||"dawnbreak in the west"|
Sunday, June 05, 2016
How Muslim states interacted
Until 1917, Islam could admit of only one caliph. At times there were arguments over who that man was, as when some Berbers pretended to be Fatimids and took over Egypt, or when that Umayyad branch in Spain reasserted its caliphate. (Suyuti in his ta'rîkh dismisses the Fatimids as liars, but concedes the Umayyads had a point.)
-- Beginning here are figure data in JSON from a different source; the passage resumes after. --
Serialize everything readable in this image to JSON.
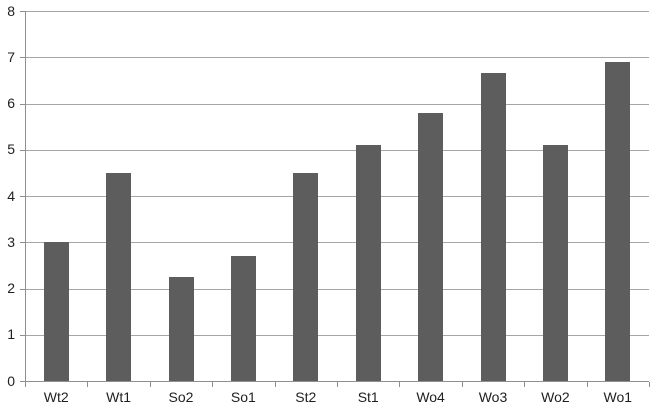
{
  "chart_data": {
    "type": "bar",
    "title": "",
    "xlabel": "",
    "ylabel": "",
    "categories": [
      "Wt2",
      "Wt1",
      "So2",
      "So1",
      "St2",
      "St1",
      "Wo4",
      "Wo3",
      "Wo2",
      "Wo1"
    ],
    "values": [
      3.0,
      4.5,
      2.25,
      2.7,
      4.5,
      5.1,
      5.8,
      6.65,
      5.1,
      6.9
    ],
    "ylim": [
      0,
      8
    ],
    "yticks": [
      0,
      1,
      2,
      3,
      4,
      5,
      6,
      7,
      8
    ],
    "grid": true,
    "legend": false,
    "colors": {
      "bar": "#5d5d5d",
      "gridline": "#a6a6a6",
      "axis": "#8f8f8f",
      "label": "#1f1f1f",
      "background": "#ffffff"
    }
  }
}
Lewis offers the Muslims' answer: those other established Muslim states were rebels. Rebels were still Muslim, but were unlawfully withholding allegiance. War (harb) could still happen. But it was to be a war conducted under strict Islamic principles - your army couldn't shoot a fleeing rebel in the back, for instance, nor slaughter prisoners-of-war. This wasn't a jihad, after all.
If these armed rent-seekers weren't established, they were pirates and could simply be hanged. (I got no problem with that.) As for apostates, true murtadds were rare. Based on my reading of early Umayyad history: when rebels lost, they were posthumously declared apostates, and all those who had supported the rebels now had to beg al-Hajjaj to keep their heads.
So a "rebel" who lasted long enough to force a truce really wasn't a rebel as we Westerners would see him. He was a founder of an independent sovereign state. More usually, a restorer of same; we are often talking about Iranians here.
Thus, the surreal scene so common in Islamic history, of the Sultan of the Turks and the Shah of the Iranians (often a Turk himself) mutually cursing each other as "rebel!" in public, whilst calmly doing business across mutually-agreed borders. But at least this legal fiction prevented a full-on tribal knife fight.